Anyway, since he was an infant, he's REFUSED to sleep with us. He wanted no part of snuggling in bed with his Mama and Dada, much preferring the solitude of his own crib, reaching and grasping for it the minute he sees it when it nears bedtime. I comfort myself when I think of the many minutes of lost snuggles I'm missing out on with the tortured complaints of parents who can't get their kids OUT of their beds at night. Still, on occasion, it would be nice for just a few minutes of snuggle time after a nightmare or when he's got a tummy ache.

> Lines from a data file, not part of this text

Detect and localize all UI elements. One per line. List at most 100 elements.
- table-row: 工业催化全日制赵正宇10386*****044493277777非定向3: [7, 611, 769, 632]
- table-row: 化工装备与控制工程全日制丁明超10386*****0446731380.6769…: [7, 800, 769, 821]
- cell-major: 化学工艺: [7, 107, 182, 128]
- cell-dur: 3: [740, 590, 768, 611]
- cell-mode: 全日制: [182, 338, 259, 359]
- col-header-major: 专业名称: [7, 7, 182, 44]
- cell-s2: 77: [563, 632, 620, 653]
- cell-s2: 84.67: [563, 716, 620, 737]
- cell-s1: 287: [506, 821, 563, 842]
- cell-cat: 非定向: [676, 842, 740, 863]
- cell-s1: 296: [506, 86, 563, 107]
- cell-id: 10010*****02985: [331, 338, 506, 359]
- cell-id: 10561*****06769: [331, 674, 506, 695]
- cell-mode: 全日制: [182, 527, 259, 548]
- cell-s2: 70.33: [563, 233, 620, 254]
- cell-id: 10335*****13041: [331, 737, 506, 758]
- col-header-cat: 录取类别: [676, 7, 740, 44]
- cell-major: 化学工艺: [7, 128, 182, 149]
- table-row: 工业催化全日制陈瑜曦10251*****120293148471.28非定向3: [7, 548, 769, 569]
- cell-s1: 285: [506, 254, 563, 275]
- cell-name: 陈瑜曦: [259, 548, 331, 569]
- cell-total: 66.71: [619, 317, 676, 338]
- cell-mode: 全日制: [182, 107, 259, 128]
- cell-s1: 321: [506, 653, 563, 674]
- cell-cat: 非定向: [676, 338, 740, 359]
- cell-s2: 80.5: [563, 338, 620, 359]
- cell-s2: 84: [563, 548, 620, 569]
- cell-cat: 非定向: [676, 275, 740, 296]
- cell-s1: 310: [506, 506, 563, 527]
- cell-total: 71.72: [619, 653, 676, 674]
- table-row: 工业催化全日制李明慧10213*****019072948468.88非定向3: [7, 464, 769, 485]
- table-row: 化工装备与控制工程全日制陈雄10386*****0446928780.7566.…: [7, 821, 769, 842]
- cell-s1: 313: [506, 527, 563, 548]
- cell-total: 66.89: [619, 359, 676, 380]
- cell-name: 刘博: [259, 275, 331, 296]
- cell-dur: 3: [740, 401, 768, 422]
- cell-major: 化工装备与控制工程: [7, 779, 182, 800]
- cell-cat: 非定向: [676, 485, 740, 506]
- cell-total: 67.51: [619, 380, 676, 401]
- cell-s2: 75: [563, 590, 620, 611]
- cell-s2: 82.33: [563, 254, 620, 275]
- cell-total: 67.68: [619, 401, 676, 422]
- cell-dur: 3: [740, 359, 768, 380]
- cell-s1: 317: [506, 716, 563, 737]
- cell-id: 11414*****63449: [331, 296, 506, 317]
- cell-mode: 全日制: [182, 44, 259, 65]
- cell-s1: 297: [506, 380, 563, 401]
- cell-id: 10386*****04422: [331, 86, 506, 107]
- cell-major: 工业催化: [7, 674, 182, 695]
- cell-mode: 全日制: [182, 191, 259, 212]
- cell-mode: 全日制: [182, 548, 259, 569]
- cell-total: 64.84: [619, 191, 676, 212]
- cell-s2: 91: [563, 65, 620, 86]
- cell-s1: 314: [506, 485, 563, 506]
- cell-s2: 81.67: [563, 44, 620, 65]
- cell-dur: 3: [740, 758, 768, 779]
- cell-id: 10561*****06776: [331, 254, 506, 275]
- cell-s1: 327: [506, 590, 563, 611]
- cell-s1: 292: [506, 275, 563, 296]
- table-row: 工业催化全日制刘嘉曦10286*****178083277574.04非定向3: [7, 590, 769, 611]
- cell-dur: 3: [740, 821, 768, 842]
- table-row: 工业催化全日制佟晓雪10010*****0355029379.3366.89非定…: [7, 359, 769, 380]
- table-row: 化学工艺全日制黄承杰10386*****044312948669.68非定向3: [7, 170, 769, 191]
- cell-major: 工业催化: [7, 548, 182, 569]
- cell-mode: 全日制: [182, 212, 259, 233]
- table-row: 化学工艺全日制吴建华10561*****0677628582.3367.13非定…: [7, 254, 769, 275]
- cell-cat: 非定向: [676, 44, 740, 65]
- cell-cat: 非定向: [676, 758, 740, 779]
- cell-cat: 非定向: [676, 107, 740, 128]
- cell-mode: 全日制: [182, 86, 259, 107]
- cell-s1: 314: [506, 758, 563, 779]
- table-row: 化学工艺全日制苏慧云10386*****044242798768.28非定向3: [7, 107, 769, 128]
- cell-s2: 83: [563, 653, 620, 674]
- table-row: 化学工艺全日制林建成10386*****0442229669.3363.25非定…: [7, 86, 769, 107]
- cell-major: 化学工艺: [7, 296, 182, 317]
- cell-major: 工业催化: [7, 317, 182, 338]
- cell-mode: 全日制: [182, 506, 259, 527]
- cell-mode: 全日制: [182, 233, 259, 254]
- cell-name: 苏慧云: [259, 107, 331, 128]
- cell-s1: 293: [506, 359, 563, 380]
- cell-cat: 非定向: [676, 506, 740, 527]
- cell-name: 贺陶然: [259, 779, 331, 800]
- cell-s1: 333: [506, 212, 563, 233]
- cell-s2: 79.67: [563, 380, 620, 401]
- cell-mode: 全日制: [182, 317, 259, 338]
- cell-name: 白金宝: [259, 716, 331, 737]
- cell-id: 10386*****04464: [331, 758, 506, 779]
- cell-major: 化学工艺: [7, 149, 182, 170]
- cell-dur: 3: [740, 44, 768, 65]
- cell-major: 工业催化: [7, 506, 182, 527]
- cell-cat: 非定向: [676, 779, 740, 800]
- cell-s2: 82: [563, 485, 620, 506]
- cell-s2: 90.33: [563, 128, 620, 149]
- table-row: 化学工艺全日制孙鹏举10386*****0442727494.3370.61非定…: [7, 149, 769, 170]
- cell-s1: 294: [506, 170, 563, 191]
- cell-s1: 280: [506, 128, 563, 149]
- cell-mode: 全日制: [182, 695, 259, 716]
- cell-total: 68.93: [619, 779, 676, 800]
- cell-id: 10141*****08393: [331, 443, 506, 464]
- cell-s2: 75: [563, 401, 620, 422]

Nope, not going to happen. He thinks the sheet patterns are a game or that maybe, just maybe we'll turn on the t.v. because once, just once, we did and he got to watch an episode of the Muppets on DVD with us, snuggled in a pillow nest on a Saturday morning.
Anyway, last night, after the billionth time of waking up in fear that he would never breath again, and thus crying and whimpering for Mama, Dada or whoever could bring him oxygen in mass quantities, I brought him to bed with me. I've tried this before so I figured this wouldn't work...but you know what? It did! He snuggled right in and flopped right down and zonked!

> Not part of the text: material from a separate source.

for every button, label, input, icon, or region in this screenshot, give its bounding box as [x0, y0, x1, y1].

It was horrible. He pushed me, he kicked me, he flopped his arm across my face. He snored. He threw his pacifier in my eye, then picked it up again, gouging my eye in the process. He used my back as a kneading board for his toes, all while fast asleep. Then, he suddenly woke up, sat bolt upright in bed, pulled me by the arm until I was doing so too and pointed animatedly at the t.v., like "hey, that's what we do in here, right?"
Well, off to bed with him again where he promptly slept the rest of the night through. And you know what? Ten minutes after he was gone, I missed him terribly again. Every night, about ten minutes after we go to bed, I tell Bryon that I miss Collin and wish he was with us, and even after our "snuggling" that was not snuggling at all, I wanted him back. I wouldn't "slept" all night not sleeping to have my sweet boy next to me again.
What is wrong with us parents? More pointedly, what is wrong with us mothers, that we think this way? What makes us want to have knees in our backs, wrists in our eyeballs and snot caked to our cheeks from hot little fever faces stuck to our own in the middle of the night? Oh yeah, I guess it's pure love. And, it's pretty great, isn't it?
P.S. Wish us luck on our first plane ride!!!!!
The Scream
1 week ago
2 comments:
Sometimes your thoughts are so funny but at the same time, so very true. I hope the first plane trip goes well and I hope Collin is feeling much better.
Good luck! I'm afraid Collin's age is generally one of the hardest to fly with-- so pack lots of treats! (My kids experienced their first lollipops on plane rides)
I totally agree with you on missing the kids; we can't sleep with ours either (and they can't sleep with us!).